The increasing tenseness of the country’s political climate is making it riskier for those who’ve seen past the imperialist cultural hegemony to speak their truths too brazenly. The tightening of online censorship and the looming expansions of the police and surveillance state also limit our options for voicing dissent. But what I can do is urge my readers to study the revolutionary literature which past successful liberation fighters have left for us. Read Marx and Engels. Read Lenin’s The State and Revolution. Read Mao’s works, especially Combat Liberalism. Read Che Guevera’s Guerrilla Warfare. Gain the knowledge that you’ll need to form or become part of a revolutionary cadre in your local area, and to commit to the sacrifices we must make in order to bring down the empire.

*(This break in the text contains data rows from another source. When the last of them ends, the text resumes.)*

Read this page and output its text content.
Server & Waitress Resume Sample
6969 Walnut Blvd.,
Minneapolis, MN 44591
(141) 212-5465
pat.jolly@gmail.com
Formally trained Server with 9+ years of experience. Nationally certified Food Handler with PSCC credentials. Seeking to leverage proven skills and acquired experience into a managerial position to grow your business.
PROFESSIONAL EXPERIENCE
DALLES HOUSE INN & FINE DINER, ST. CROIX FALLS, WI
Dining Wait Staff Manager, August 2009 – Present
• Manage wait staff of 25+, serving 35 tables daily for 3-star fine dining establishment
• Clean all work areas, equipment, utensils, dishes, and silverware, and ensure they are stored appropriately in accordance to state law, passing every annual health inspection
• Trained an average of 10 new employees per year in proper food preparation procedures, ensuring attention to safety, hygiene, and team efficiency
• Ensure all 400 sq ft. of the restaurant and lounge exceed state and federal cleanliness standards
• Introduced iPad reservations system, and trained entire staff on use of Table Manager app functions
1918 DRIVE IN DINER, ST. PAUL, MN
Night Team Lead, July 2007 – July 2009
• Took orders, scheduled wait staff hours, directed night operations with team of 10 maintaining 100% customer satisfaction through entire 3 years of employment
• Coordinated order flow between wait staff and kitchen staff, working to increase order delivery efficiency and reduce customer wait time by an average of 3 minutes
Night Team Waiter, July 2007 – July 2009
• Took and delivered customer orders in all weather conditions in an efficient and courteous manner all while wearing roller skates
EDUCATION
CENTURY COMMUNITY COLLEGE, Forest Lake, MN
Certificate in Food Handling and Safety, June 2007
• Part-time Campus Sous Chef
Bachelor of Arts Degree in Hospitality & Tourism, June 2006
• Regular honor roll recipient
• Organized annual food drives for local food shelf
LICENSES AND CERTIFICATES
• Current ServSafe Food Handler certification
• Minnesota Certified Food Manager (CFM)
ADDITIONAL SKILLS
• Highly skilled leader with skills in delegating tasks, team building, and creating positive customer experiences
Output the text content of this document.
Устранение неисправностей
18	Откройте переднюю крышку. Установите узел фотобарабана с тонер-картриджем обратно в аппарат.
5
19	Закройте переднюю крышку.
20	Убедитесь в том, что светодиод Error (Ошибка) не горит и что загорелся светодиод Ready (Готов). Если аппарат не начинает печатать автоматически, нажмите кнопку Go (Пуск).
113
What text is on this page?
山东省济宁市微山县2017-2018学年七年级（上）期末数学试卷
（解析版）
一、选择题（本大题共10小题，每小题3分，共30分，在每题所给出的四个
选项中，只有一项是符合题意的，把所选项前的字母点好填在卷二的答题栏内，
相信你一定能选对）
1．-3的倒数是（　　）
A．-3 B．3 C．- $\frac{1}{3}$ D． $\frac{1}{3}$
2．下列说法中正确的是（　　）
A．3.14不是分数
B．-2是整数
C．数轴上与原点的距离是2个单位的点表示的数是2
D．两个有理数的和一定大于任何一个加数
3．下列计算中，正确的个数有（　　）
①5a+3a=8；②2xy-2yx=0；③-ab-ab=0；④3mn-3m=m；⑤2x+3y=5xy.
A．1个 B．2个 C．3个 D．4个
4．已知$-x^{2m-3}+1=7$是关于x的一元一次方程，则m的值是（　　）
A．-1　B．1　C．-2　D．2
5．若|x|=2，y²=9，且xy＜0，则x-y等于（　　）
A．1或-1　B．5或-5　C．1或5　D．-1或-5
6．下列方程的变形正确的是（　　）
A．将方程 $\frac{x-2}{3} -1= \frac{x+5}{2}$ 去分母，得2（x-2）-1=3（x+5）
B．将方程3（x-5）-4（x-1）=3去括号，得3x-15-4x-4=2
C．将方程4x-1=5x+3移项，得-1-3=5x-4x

What’s preventing others with our class interests from joining us is the imperialist cultural hegemony, with our society’s widespread disdain for China being the biggest roadblock to people gaining revolutionary consciousness. But if we feel held back by this roadblock, we’re approaching our task the wrong way; propaganda alone can’t transform people’s mindsets, it’s the conditions that can reliably spur them into taking drastic action. If we keep putting forth our line of a materially based strategy for bringing proletarian democracy, much of society will be drawn towards it, and the empire’s propagandists will fail in their goal of fooling the vast majority.